Il motivo per cui è importante arricchire la disciplina economica in modo da renderla più precisa e più simile al mondo reale – il motivo per cui vale la pena esplorare l'economia comportamentale – è che, influente com'è oggi, la disciplina economica non può permettersi di basarsi su premesse inesatte. Se è vero, come suggerisce Thaler, che gli economisti detengono il monopolio nell'influenzare la politica pubblica, allora l'economia non può partire da ipotesi erronee.
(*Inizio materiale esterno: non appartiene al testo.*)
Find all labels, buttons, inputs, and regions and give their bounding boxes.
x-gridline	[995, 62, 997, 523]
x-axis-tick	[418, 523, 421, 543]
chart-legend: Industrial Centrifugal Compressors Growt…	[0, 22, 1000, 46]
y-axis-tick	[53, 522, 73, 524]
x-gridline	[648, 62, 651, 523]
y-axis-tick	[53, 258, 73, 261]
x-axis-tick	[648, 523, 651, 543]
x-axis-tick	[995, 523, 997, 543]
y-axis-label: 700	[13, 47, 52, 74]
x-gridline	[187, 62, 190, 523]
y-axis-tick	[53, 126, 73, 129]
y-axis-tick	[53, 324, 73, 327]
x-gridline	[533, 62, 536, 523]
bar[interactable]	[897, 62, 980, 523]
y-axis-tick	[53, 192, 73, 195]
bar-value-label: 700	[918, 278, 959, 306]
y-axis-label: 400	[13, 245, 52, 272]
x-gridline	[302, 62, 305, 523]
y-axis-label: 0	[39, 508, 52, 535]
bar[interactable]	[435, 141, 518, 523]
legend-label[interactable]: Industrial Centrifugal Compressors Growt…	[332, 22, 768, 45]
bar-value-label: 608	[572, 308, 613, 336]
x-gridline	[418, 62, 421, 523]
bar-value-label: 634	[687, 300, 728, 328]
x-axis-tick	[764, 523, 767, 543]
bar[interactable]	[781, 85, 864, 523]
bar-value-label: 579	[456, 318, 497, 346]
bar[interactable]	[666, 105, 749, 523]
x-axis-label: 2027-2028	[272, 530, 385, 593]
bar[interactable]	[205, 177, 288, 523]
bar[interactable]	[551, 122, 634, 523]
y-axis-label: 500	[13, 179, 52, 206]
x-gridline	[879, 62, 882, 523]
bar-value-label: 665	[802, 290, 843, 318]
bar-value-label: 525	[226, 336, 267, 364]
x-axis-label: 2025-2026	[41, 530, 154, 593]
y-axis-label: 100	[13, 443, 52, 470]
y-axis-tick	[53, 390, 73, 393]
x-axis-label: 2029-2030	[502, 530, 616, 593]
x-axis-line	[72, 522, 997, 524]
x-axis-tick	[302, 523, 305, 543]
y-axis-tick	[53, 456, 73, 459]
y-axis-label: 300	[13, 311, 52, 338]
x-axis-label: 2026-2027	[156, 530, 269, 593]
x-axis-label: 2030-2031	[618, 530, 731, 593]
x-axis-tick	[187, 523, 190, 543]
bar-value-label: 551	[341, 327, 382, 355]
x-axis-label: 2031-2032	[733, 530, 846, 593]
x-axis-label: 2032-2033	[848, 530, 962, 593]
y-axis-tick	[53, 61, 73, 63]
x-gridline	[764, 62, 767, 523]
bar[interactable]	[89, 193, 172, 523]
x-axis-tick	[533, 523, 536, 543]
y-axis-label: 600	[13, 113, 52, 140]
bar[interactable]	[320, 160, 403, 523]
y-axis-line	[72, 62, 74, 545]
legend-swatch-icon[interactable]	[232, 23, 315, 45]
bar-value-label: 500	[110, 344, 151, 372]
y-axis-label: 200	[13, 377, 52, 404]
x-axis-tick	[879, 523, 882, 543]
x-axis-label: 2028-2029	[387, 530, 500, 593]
Ora che l'economia è diventata la "grammatica della politica", deve distanziarsi da ogni tipo di mitologia, quali la teoria dell'efficienza dei mercati (efficient market hypothesis) e la presunta razionalità umana.

Data la preminenza dell'economia nel "mercato delle idee" e il suo impatto complessivo sulla società in genere, dobbiamo assicurarci che gli argomenti con cui l'economia dà forma alle politiche pubbliche siano legittimi e che le politiche che ne risultano siano efficaci. L'economia comportamentale può aiutare proprio in questo. Ecco perché i governi nazionali si affidano sempre più ad esperti di behavioural economics per includere, nella formulazione dell'indirizzo politico, nozioni di diverse scienze sociali. Il governo del Regno Unito ha istituito un importante Behavioural Insights Team nel 2010, mentre Obama ha sposato la causa dell'economia comportamentale creando nel 2014 il Social and Behavioural Sciences Team, che è parte dell' Office of Science and Technology Policy della Casa Bianca.
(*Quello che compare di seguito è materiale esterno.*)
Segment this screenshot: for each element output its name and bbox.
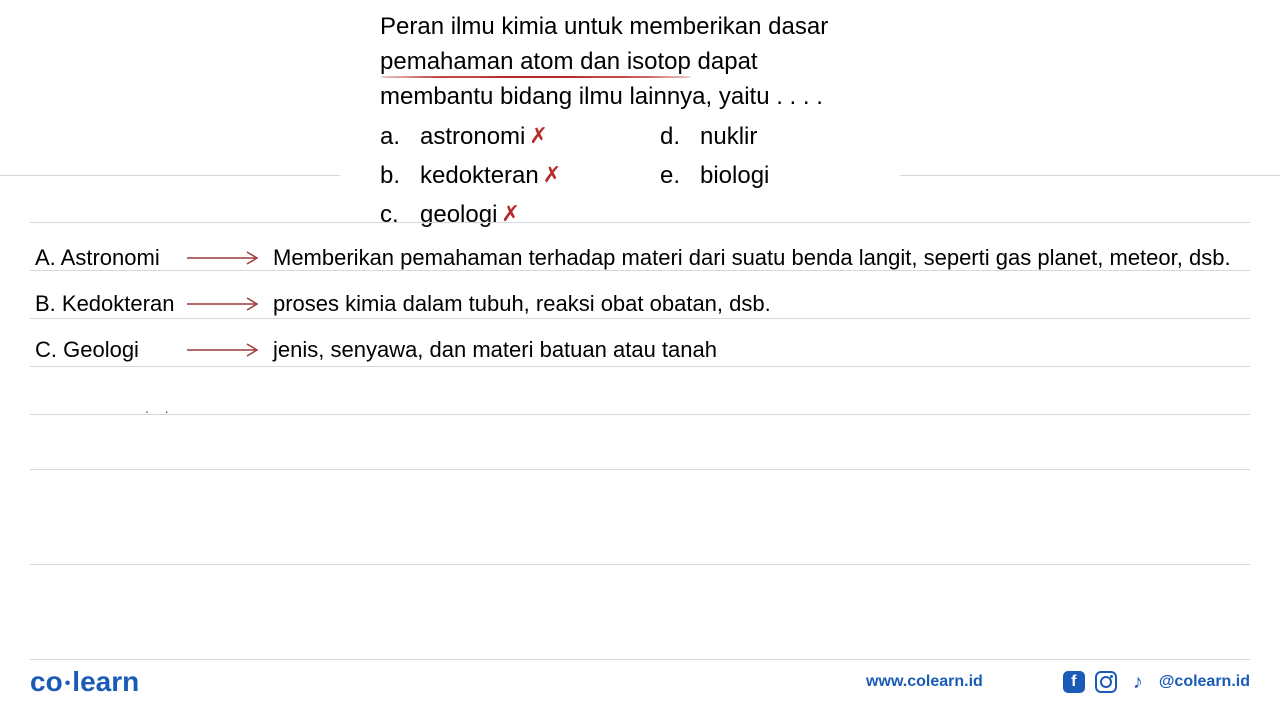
answer-b-label: B. Kedokteran xyxy=(35,291,185,317)
footer-right: www.colearn.id f ♪ @colearn.id xyxy=(866,671,1250,693)
instagram-icon xyxy=(1095,671,1117,693)
arrow-icon xyxy=(185,248,265,268)
option-a: a. astronomi ✗ xyxy=(380,120,660,155)
option-a-letter: a. xyxy=(380,120,420,155)
option-a-text: astronomi xyxy=(420,120,525,155)
logo-part2: learn xyxy=(72,666,139,697)
answer-row-c: C. Geologi jenis, senyawa, dan materi ba… xyxy=(35,337,1231,363)
tiktok-icon: ♪ xyxy=(1127,671,1149,693)
facebook-icon: f xyxy=(1063,671,1085,693)
option-d-letter: d. xyxy=(660,120,700,155)
answer-c-label: C. Geologi xyxy=(35,337,185,363)
answer-a-label: A. Astronomi xyxy=(35,245,185,271)
answer-c-desc: jenis, senyawa, dan materi batuan atau t… xyxy=(273,337,717,363)
answers-block: A. Astronomi Memberikan pemahaman terhad… xyxy=(35,245,1231,383)
arrow-icon xyxy=(185,294,265,314)
footer: co•learn www.colearn.id f ♪ @colearn.id xyxy=(30,666,1250,698)
footer-handle: @colearn.id xyxy=(1159,673,1250,691)
rule-line xyxy=(30,175,1250,223)
footer-url: www.colearn.id xyxy=(866,673,983,691)
arrow-icon xyxy=(185,340,265,360)
logo-part1: co xyxy=(30,666,63,697)
logo: co•learn xyxy=(30,666,139,698)
stray-dots: . . xyxy=(145,400,175,416)
question-text: Peran ilmu kimia untuk memberikan dasar … xyxy=(380,10,900,114)
question-line2-rest: dapat xyxy=(691,48,758,75)
answer-row-b: B. Kedokteran proses kimia dalam tubuh, … xyxy=(35,291,1231,317)
rule-line xyxy=(30,565,1250,660)
answer-row-a: A. Astronomi Memberikan pemahaman terhad… xyxy=(35,245,1231,271)
option-d-text: nuklir xyxy=(700,120,757,155)
question-line2-underlined: pemahaman atom dan isotop xyxy=(380,48,691,75)
rule-line xyxy=(30,415,1250,470)
answer-b-desc: proses kimia dalam tubuh, reaksi obat ob… xyxy=(273,291,771,317)
answer-a-desc: Memberikan pemahaman terhadap materi dar… xyxy=(273,245,1231,271)
x-mark-icon: ✗ xyxy=(529,120,547,152)
option-d: d. nuklir xyxy=(660,120,900,155)
rule-line xyxy=(30,470,1250,565)
question-line1: Peran ilmu kimia untuk memberikan dasar xyxy=(380,13,828,40)
question-line3: membantu bidang ilmu lainnya, yaitu . . … xyxy=(380,83,823,110)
Tali esperti comportamentali si sono rivelati necessari a seguito dell'ultima crisi finanziaria, che ha evidenziato l'inadeguatezza degli strumenti economici tradizionali. Infatti, prima dello scoppio della crisi, quasi nessun economista aveva compreso a fondo lo stato dell'economia e le sue pericolose prospettive. Basti pensare che Alan Greenspan, presidente della Federal Reserve americana, come pure il suo successore Ben Bernanke, nel 2004/2005 si dichiarava convinto che una bolla speculativa non fosse in arrivo. Parimenti, nel mese di agosto 2008 (!) Olivier Blanchard, economista capo del Fondo Monetario Internazionale, affermò: "lo stato della macroeconomia è buono", proprio prima che il mercato finanziario americano collassasse.

Un attento studio della crisi finanziaria globale può dunque rivelare un fallimento della teoria economica tradizionale e indicare la necessità di modificare le vecchie ipotesi.

Ma perché dovremmo volgere lo sguardo all'economia comportamentale e alla neuroeconomia? Quali sono state le principali scoperte del settore? Il capitolo 2 del lavoro si occupa proprio di questo argomento, sottolineando le imprecisioni descrittive della teoria economica tradizionale e presentando i principali contributi degli economisti comportamentali. Il capitolo 3 si focalizza poi sugli sviluppi più recenti dell'economia comportamentale, discutendo la neuroeconomia e la sua validità. Vi si espone il dibattito sulla legittimità ontologica della neuroeconomia (the case for mindless economics) e si descrive come le neuroscienze possano aiutarci a saperne di più sui processi di ragionamento coinvolti nelle decisioni finanziarie. In particolare, il capitolo analizza l'applicazione della neuroeconomia alla teoria dei giochi. Infine, nel capitolo 4, dopo una panoramica delle principali cause delle crisi finanziarie, ci si chiede se e come la neurofinanza possa aiutarci a spiegare le variabili fondamentali che stanno alla base del crollo dei mercati.